Although a pair of meetings held by the NRC at Monroe County Community College’s La-Z-Boy Center were called to gather thoughts about potential environmental affects and safety of nuclear power, dozens of area residents expressed differing views about DTE and Fermi 2 in general.

Their thoughts ranged from DTE’s hefty contributions to fish and duck habitat in the Detroit River International Wildlife Refuge to millions of dollars Fermi 2 adds to the region‘s economy through its 800 jobs and property tax revenue.

The plant, in northern Monroe County, is along the Lake Erie shoreline about 30 miles north of Toledo.

“DTE isn’t just a company doing business in our community, but they are part of our community,” Monroe Mayor Bob Clark, one of about 65 people who attended the afternoon session, told the NRC.

The afternoon session lasted three hours, an hour longer than expected. More than half of those in attendance spoke.

The meetings gave the public its first chance to give statements about the application, which DTE submitted on April 30. Written comments will be accepted through Aug. 29.

The NRC said it expects the review process to last through at least the summer of 2016. A 20-year extension would allow Fermi 2 to run through March 20, 2045.

Several other public officials, plant employees, union representatives, and community boosters spoke on behalf of the plant.

“Fermi 2 employees — myself included — are active in the community. Safety is our top priority,” Emily Wood, a human resources specialist and president of the Fermi 2 chapter of the North American Young Generation in Nuclear chapter, said. She also said she is vice president of a Women in Nuclear, or WIN, chapter, and that her father has worked at the plant for 35 years.

Several residents spoke in opposition, citing concerns such as evacuation plans to parallels between Fermi 2 and three Fukushima Daiichi reactors that melted in Japan in March, 2011, after an earthquake and tsunami-induced flood in that part of the world.

Fermi 2 is one of 23 U.S. boiling-water reactors with similar Mark 1 General Electric designs.

“It would be utterly reckless and irresponsible for the NRC to relicense a reactor with a known, flawed design,” Keith Gunter, co-chairman of the Alliance to Halt Fermi 3, said.

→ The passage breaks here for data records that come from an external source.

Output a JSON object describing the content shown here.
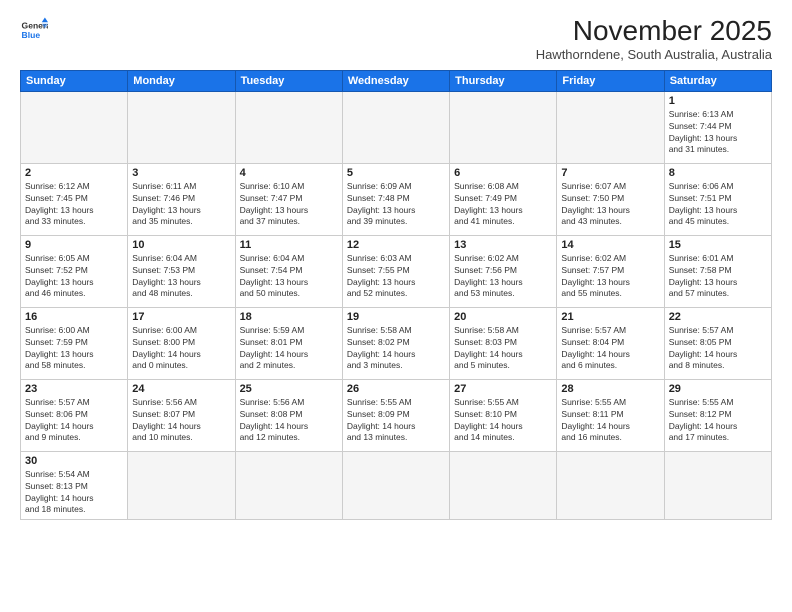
{
  "header": {
    "logo_general": "General",
    "logo_blue": "Blue",
    "month_title": "November 2025",
    "location": "Hawthorndene, South Australia, Australia"
  },
  "weekdays": [
    "Sunday",
    "Monday",
    "Tuesday",
    "Wednesday",
    "Thursday",
    "Friday",
    "Saturday"
  ],
  "weeks": [
    [
      {
        "day": "",
        "info": ""
      },
      {
        "day": "",
        "info": ""
      },
      {
        "day": "",
        "info": ""
      },
      {
        "day": "",
        "info": ""
      },
      {
        "day": "",
        "info": ""
      },
      {
        "day": "",
        "info": ""
      },
      {
        "day": "1",
        "info": "Sunrise: 6:13 AM\nSunset: 7:44 PM\nDaylight: 13 hours\nand 31 minutes."
      }
    ],
    [
      {
        "day": "2",
        "info": "Sunrise: 6:12 AM\nSunset: 7:45 PM\nDaylight: 13 hours\nand 33 minutes."
      },
      {
        "day": "3",
        "info": "Sunrise: 6:11 AM\nSunset: 7:46 PM\nDaylight: 13 hours\nand 35 minutes."
      },
      {
        "day": "4",
        "info": "Sunrise: 6:10 AM\nSunset: 7:47 PM\nDaylight: 13 hours\nand 37 minutes."
      },
      {
        "day": "5",
        "info": "Sunrise: 6:09 AM\nSunset: 7:48 PM\nDaylight: 13 hours\nand 39 minutes."
      },
      {
        "day": "6",
        "info": "Sunrise: 6:08 AM\nSunset: 7:49 PM\nDaylight: 13 hours\nand 41 minutes."
      },
      {
        "day": "7",
        "info": "Sunrise: 6:07 AM\nSunset: 7:50 PM\nDaylight: 13 hours\nand 43 minutes."
      },
      {
        "day": "8",
        "info": "Sunrise: 6:06 AM\nSunset: 7:51 PM\nDaylight: 13 hours\nand 45 minutes."
      }
    ],
    [
      {
        "day": "9",
        "info": "Sunrise: 6:05 AM\nSunset: 7:52 PM\nDaylight: 13 hours\nand 46 minutes."
      },
      {
        "day": "10",
        "info": "Sunrise: 6:04 AM\nSunset: 7:53 PM\nDaylight: 13 hours\nand 48 minutes."
      },
      {
        "day": "11",
        "info": "Sunrise: 6:04 AM\nSunset: 7:54 PM\nDaylight: 13 hours\nand 50 minutes."
      },
      {
        "day": "12",
        "info": "Sunrise: 6:03 AM\nSunset: 7:55 PM\nDaylight: 13 hours\nand 52 minutes."
      },
      {
        "day": "13",
        "info": "Sunrise: 6:02 AM\nSunset: 7:56 PM\nDaylight: 13 hours\nand 53 minutes."
      },
      {
        "day": "14",
        "info": "Sunrise: 6:02 AM\nSunset: 7:57 PM\nDaylight: 13 hours\nand 55 minutes."
      },
      {
        "day": "15",
        "info": "Sunrise: 6:01 AM\nSunset: 7:58 PM\nDaylight: 13 hours\nand 57 minutes."
      }
    ],
    [
      {
        "day": "16",
        "info": "Sunrise: 6:00 AM\nSunset: 7:59 PM\nDaylight: 13 hours\nand 58 minutes."
      },
      {
        "day": "17",
        "info": "Sunrise: 6:00 AM\nSunset: 8:00 PM\nDaylight: 14 hours\nand 0 minutes."
      },
      {
        "day": "18",
        "info": "Sunrise: 5:59 AM\nSunset: 8:01 PM\nDaylight: 14 hours\nand 2 minutes."
      },
      {
        "day": "19",
        "info": "Sunrise: 5:58 AM\nSunset: 8:02 PM\nDaylight: 14 hours\nand 3 minutes."
      },
      {
        "day": "20",
        "info": "Sunrise: 5:58 AM\nSunset: 8:03 PM\nDaylight: 14 hours\nand 5 minutes."
      },
      {
        "day": "21",
        "info": "Sunrise: 5:57 AM\nSunset: 8:04 PM\nDaylight: 14 hours\nand 6 minutes."
      },
      {
        "day": "22",
        "info": "Sunrise: 5:57 AM\nSunset: 8:05 PM\nDaylight: 14 hours\nand 8 minutes."
      }
    ],
    [
      {
        "day": "23",
        "info": "Sunrise: 5:57 AM\nSunset: 8:06 PM\nDaylight: 14 hours\nand 9 minutes."
      },
      {
        "day": "24",
        "info": "Sunrise: 5:56 AM\nSunset: 8:07 PM\nDaylight: 14 hours\nand 10 minutes."
      },
      {
        "day": "25",
        "info": "Sunrise: 5:56 AM\nSunset: 8:08 PM\nDaylight: 14 hours\nand 12 minutes."
      },
      {
        "day": "26",
        "info": "Sunrise: 5:55 AM\nSunset: 8:09 PM\nDaylight: 14 hours\nand 13 minutes."
      },
      {
        "day": "27",
        "info": "Sunrise: 5:55 AM\nSunset: 8:10 PM\nDaylight: 14 hours\nand 14 minutes."
      },
      {
        "day": "28",
        "info": "Sunrise: 5:55 AM\nSunset: 8:11 PM\nDaylight: 14 hours\nand 16 minutes."
      },
      {
        "day": "29",
        "info": "Sunrise: 5:55 AM\nSunset: 8:12 PM\nDaylight: 14 hours\nand 17 minutes."
      }
    ],
    [
      {
        "day": "30",
        "info": "Sunrise: 5:54 AM\nSunset: 8:13 PM\nDaylight: 14 hours\nand 18 minutes."
      },
      {
        "day": "",
        "info": ""
      },
      {
        "day": "",
        "info": ""
      },
      {
        "day": "",
        "info": ""
      },
      {
        "day": "",
        "info": ""
      },
      {
        "day": "",
        "info": ""
      },
      {
        "day": "",
        "info": ""
      }
    ]
  ]
}
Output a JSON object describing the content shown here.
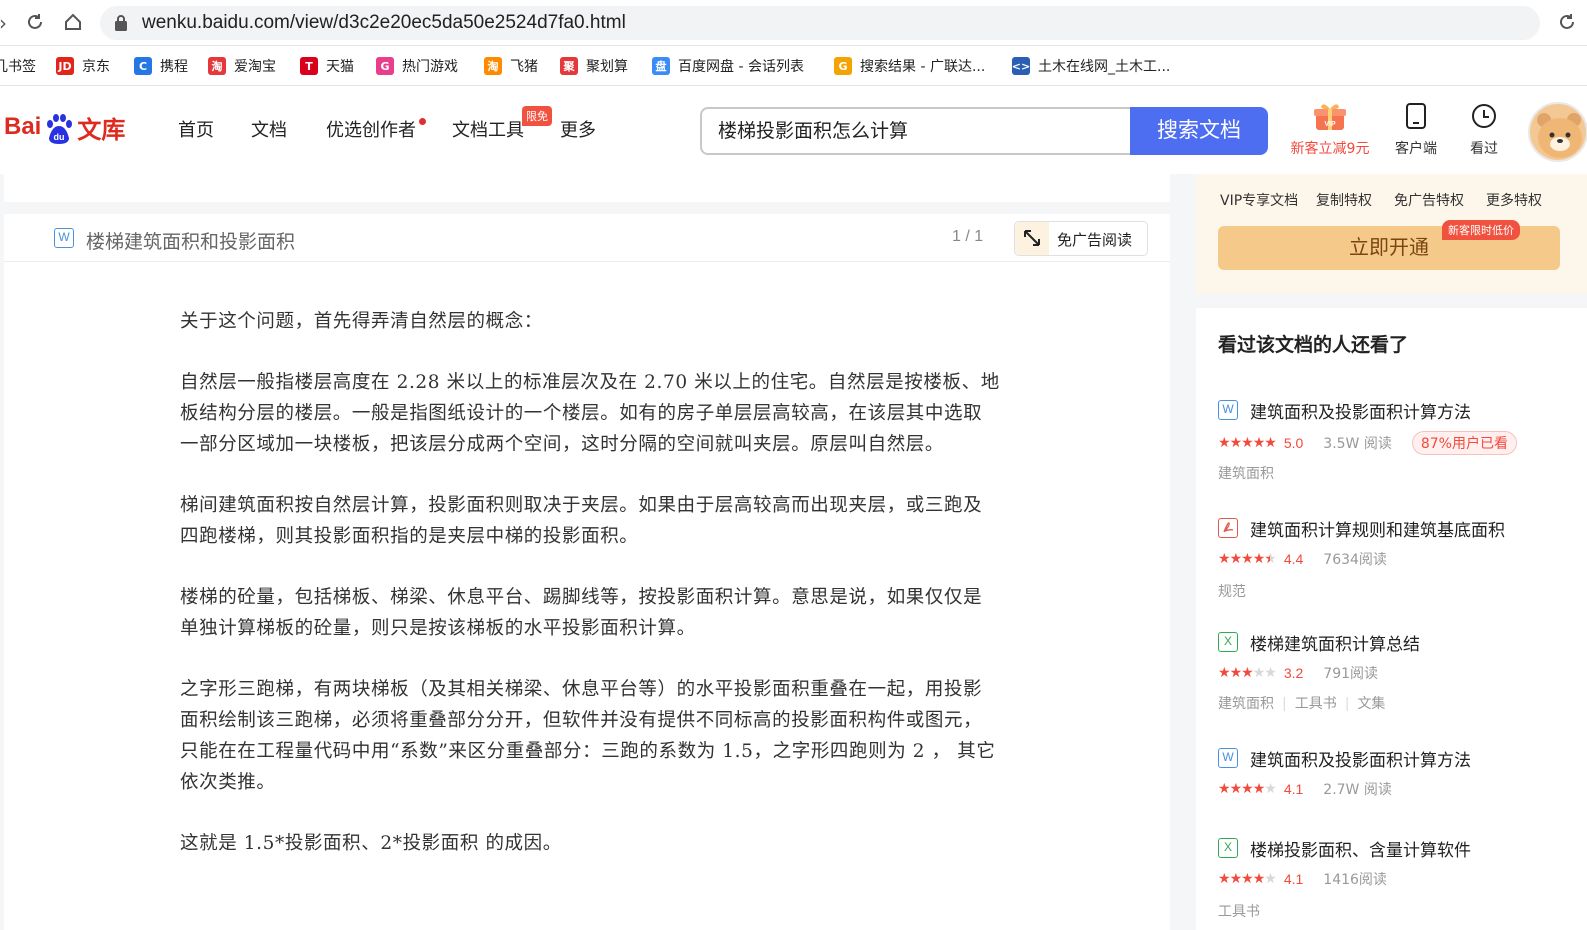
{
  "browser": {
    "url": "wenku.baidu.com/view/d3c2e20ec5da50e2524d7fa0.html"
  },
  "bookmarks": [
    {
      "label": "几书签",
      "icon": "bookmark-icon",
      "color": "#888888"
    },
    {
      "label": "京东",
      "icon": "jd-icon",
      "color": "#e1251b",
      "glyph": "JD"
    },
    {
      "label": "携程",
      "icon": "ctrip-icon",
      "color": "#2577e3",
      "glyph": "C"
    },
    {
      "label": "爱淘宝",
      "icon": "aitaobao-icon",
      "color": "#e4393c",
      "glyph": "淘"
    },
    {
      "label": "天猫",
      "icon": "tmall-icon",
      "color": "#d8001b",
      "glyph": "T"
    },
    {
      "label": "热门游戏",
      "icon": "games-icon",
      "color": "#e83e8c",
      "glyph": "G"
    },
    {
      "label": "飞猪",
      "icon": "fliggy-icon",
      "color": "#ff8a00",
      "glyph": "淘"
    },
    {
      "label": "聚划算",
      "icon": "juhuasuan-icon",
      "color": "#e4393c",
      "glyph": "聚"
    },
    {
      "label": "百度网盘 - 会话列表",
      "icon": "baidu-netdisk-icon",
      "color": "#3b8cf5",
      "glyph": "盘"
    },
    {
      "label": "搜索结果 - 广联达...",
      "icon": "glodon-icon",
      "color": "#f4a300",
      "glyph": "G"
    },
    {
      "label": "土木在线网_土木工...",
      "icon": "tumu-icon",
      "color": "#2b5fb4",
      "glyph": "<>"
    }
  ],
  "header": {
    "logo_bai": "Bai",
    "logo_du": "du",
    "logo_wenku": "文库",
    "nav": [
      "首页",
      "文档",
      "优选创作者",
      "文档工具",
      "更多"
    ],
    "limit_badge": "限免",
    "search_value": "楼梯投影面积怎么计算",
    "search_button": "搜索文档",
    "vip_promo": "新客立减9元",
    "client": "客户端",
    "history": "看过",
    "vip_gift_label": "VIP"
  },
  "document": {
    "title": "楼梯建筑面积和投影面积",
    "page_indicator": "1 / 1",
    "noad_label": "免广告阅读",
    "paragraphs": [
      "关于这个问题，首先得弄清自然层的概念：",
      "自然层一般指楼层高度在 2.28 米以上的标准层次及在 2.70 米以上的住宅。自然层是按楼板、地板结构分层的楼层。一般是指图纸设计的一个楼层。如有的房子单层层高较高，在该层其中选取一部分区域加一块楼板，把该层分成两个空间，这时分隔的空间就叫夹层。原层叫自然层。",
      "梯间建筑面积按自然层计算，投影面积则取决于夹层。如果由于层高较高而出现夹层，或三跑及四跑楼梯，则其投影面积指的是夹层中梯的投影面积。",
      "楼梯的砼量，包括梯板、梯梁、休息平台、踢脚线等，按投影面积计算。意思是说，如果仅仅是单独计算梯板的砼量，则只是按该梯板的水平投影面积计算。",
      "之字形三跑梯，有两块梯板（及其相关梯梁、休息平台等）的水平投影面积重叠在一起，用投影面积绘制该三跑梯，必须将重叠部分分开，但软件并没有提供不同标高的投影面积构件或图元，只能在在工程量代码中用“系数”来区分重叠部分：三跑的系数为 1.5，之字形四跑则为 2 ， 其它依次类推。",
      "这就是  1.5*投影面积、2*投影面积  的成因。"
    ]
  },
  "vip": {
    "perks": [
      "VIP专享文档",
      "复制特权",
      "免广告特权",
      "更多特权"
    ],
    "button": "立即开通",
    "badge": "新客限时低价"
  },
  "recommend": {
    "heading": "看过该文档的人还看了",
    "items": [
      {
        "type": "W",
        "color": "#4a90e2",
        "title": "建筑面积及投影面积计算方法",
        "stars": 5,
        "score": "5.0",
        "reads": "3.5W 阅读",
        "pct": "87%用户已看",
        "tags": [
          "建筑面积"
        ]
      },
      {
        "type": "PDF",
        "color": "#e2574c",
        "title": "建筑面积计算规则和建筑基底面积",
        "stars": 4.5,
        "score": "4.4",
        "reads": "7634阅读",
        "pct": "",
        "tags": [
          "规范"
        ]
      },
      {
        "type": "X",
        "color": "#2eaa52",
        "title": "楼梯建筑面积计算总结",
        "stars": 3,
        "score": "3.2",
        "reads": "791阅读",
        "pct": "",
        "tags": [
          "建筑面积",
          "工具书",
          "文集"
        ]
      },
      {
        "type": "W",
        "color": "#4a90e2",
        "title": "建筑面积及投影面积计算方法",
        "stars": 4,
        "score": "4.1",
        "reads": "2.7W 阅读",
        "pct": "",
        "tags": []
      },
      {
        "type": "X",
        "color": "#2eaa52",
        "title": "楼梯投影面积、含量计算软件",
        "stars": 4,
        "score": "4.1",
        "reads": "1416阅读",
        "pct": "",
        "tags": [
          "工具书"
        ]
      }
    ]
  }
}
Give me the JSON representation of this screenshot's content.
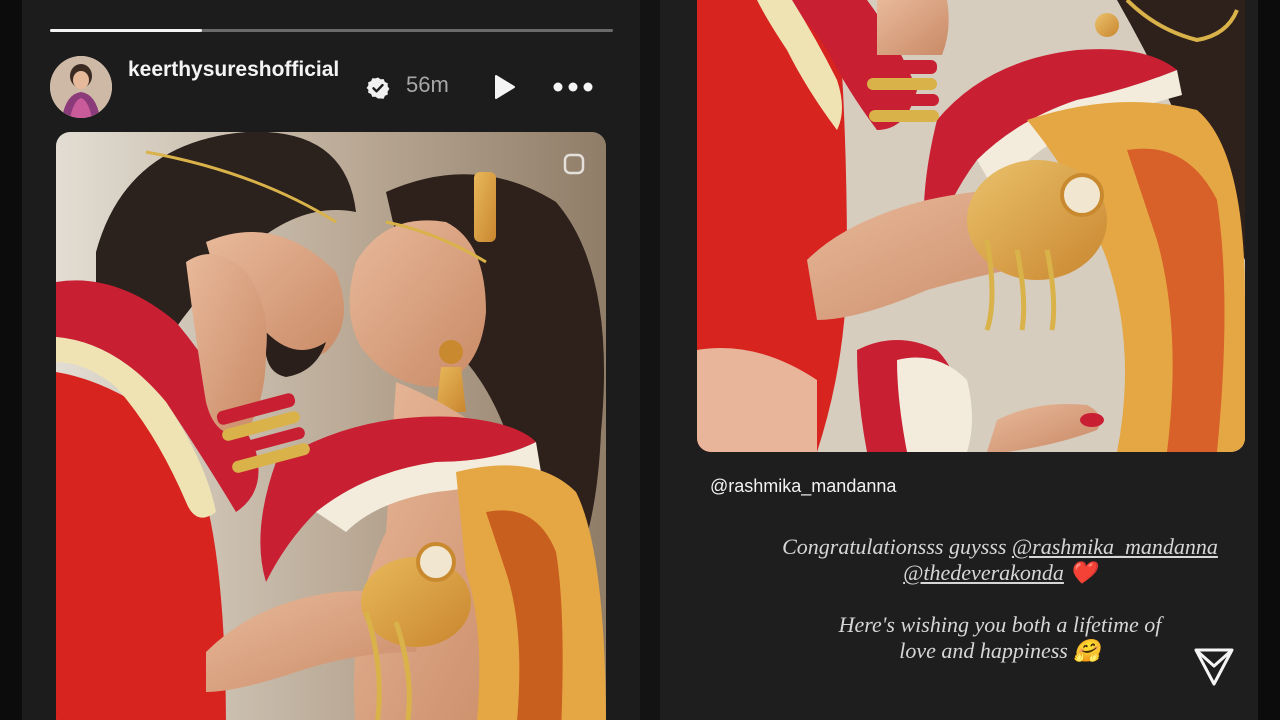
{
  "left_story": {
    "progress": 0.27,
    "username": "keerthysureshofficial",
    "time": "56m",
    "play_label": "Play",
    "more_label": "More options"
  },
  "right_story": {
    "mention": "@rashmika_mandanna",
    "caption": {
      "line1_text": "Congratulationsss guysss",
      "line1_mention": "@rashmika_mandanna",
      "line2_mention": "@thedeverakonda",
      "heart": "❤️",
      "wish_line1": "Here's wishing you both a lifetime of",
      "wish_line2": "love and happiness",
      "emoji": "🤗"
    }
  },
  "colors": {
    "background": "#131313",
    "panel": "#1c1c1c",
    "progress_track": "#6a6a6a",
    "progress_fill": "#f3f3f3",
    "garland_red": "#c91f33",
    "saree_red": "#d8241f",
    "gold": "#d8a23a"
  },
  "icons": {
    "verified": "verified-badge-icon",
    "play": "play-icon",
    "more": "more-horizontal-icon",
    "copy": "carousel-icon",
    "share": "send-icon"
  }
}
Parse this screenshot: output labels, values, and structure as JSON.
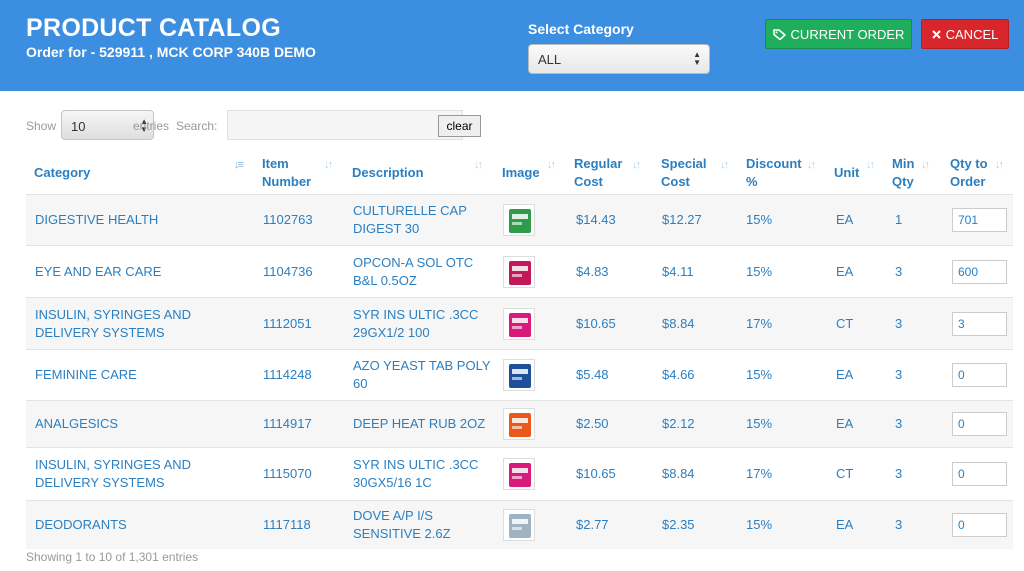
{
  "header": {
    "title": "PRODUCT CATALOG",
    "subtitle": "Order for - 529911 , MCK CORP 340B DEMO",
    "category_label": "Select Category",
    "category_value": "ALL",
    "current_order_label": "CURRENT ORDER",
    "cancel_label": "CANCEL"
  },
  "controls": {
    "show_label": "Show",
    "page_length": "10",
    "entries_label": "entries",
    "search_label": "Search:",
    "search_value": "",
    "clear_label": "clear"
  },
  "columns": [
    "Category",
    "Item Number",
    "Description",
    "Image",
    "Regular Cost",
    "Special Cost",
    "Discount %",
    "Unit",
    "Min Qty",
    "Qty to Order"
  ],
  "rows": [
    {
      "category": "DIGESTIVE HEALTH",
      "item": "1102763",
      "description": "CULTURELLE CAP DIGEST 30",
      "regular": "$14.43",
      "special": "$12.27",
      "discount": "15%",
      "unit": "EA",
      "min": "1",
      "qty": "701",
      "image_color": "#2e9d4b"
    },
    {
      "category": "EYE AND EAR CARE",
      "item": "1104736",
      "description": "OPCON-A SOL OTC B&L 0.5OZ",
      "regular": "$4.83",
      "special": "$4.11",
      "discount": "15%",
      "unit": "EA",
      "min": "3",
      "qty": "600",
      "image_color": "#c2185b"
    },
    {
      "category": "INSULIN, SYRINGES AND DELIVERY SYSTEMS",
      "item": "1112051",
      "description": "SYR INS ULTIC .3CC 29GX1/2 100",
      "regular": "$10.65",
      "special": "$8.84",
      "discount": "17%",
      "unit": "CT",
      "min": "3",
      "qty": "3",
      "image_color": "#d81b7a"
    },
    {
      "category": "FEMININE CARE",
      "item": "1114248",
      "description": "AZO YEAST TAB POLY 60",
      "regular": "$5.48",
      "special": "$4.66",
      "discount": "15%",
      "unit": "EA",
      "min": "3",
      "qty": "0",
      "image_color": "#1e4f9c"
    },
    {
      "category": "ANALGESICS",
      "item": "1114917",
      "description": "DEEP HEAT RUB 2OZ",
      "regular": "$2.50",
      "special": "$2.12",
      "discount": "15%",
      "unit": "EA",
      "min": "3",
      "qty": "0",
      "image_color": "#e85a1b"
    },
    {
      "category": "INSULIN, SYRINGES AND DELIVERY SYSTEMS",
      "item": "1115070",
      "description": "SYR INS ULTIC .3CC 30GX5/16 1C",
      "regular": "$10.65",
      "special": "$8.84",
      "discount": "17%",
      "unit": "CT",
      "min": "3",
      "qty": "0",
      "image_color": "#d81b7a"
    },
    {
      "category": "DEODORANTS",
      "item": "1117118",
      "description": "DOVE A/P I/S SENSITIVE 2.6Z",
      "regular": "$2.77",
      "special": "$2.35",
      "discount": "15%",
      "unit": "EA",
      "min": "3",
      "qty": "0",
      "image_color": "#9fb3c2"
    }
  ],
  "footer": {
    "info": "Showing 1 to 10 of 1,301 entries"
  },
  "colors": {
    "header_bg": "#3c8ee0",
    "accent_text": "#2b7fc1",
    "order_button": "#1fae5b",
    "cancel_button": "#d8262d"
  },
  "icons": {
    "order_button_icon": "tag-icon",
    "cancel_button_icon": "close-icon",
    "select_icon": "select-arrows-icon",
    "sort_icon": "sort-arrows-icon"
  }
}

Fermi 3 is a reactor DTE Energy is proposing to build through a separate application.

Although the NRC has suspended issuing new licenses until Congress decides how it wants the agency to manage spent nuclear fuel, the agency is continuing its review of applications. It has given 20-year extensions to more than 70 of 100 nuclear plants in the United States and rejected none.

FirstEnergy Corp. expects to hear this fall on its application for a 20-year extension at its Davis-Besse nuclear plant in Ottawa County, which was submitted in 2010.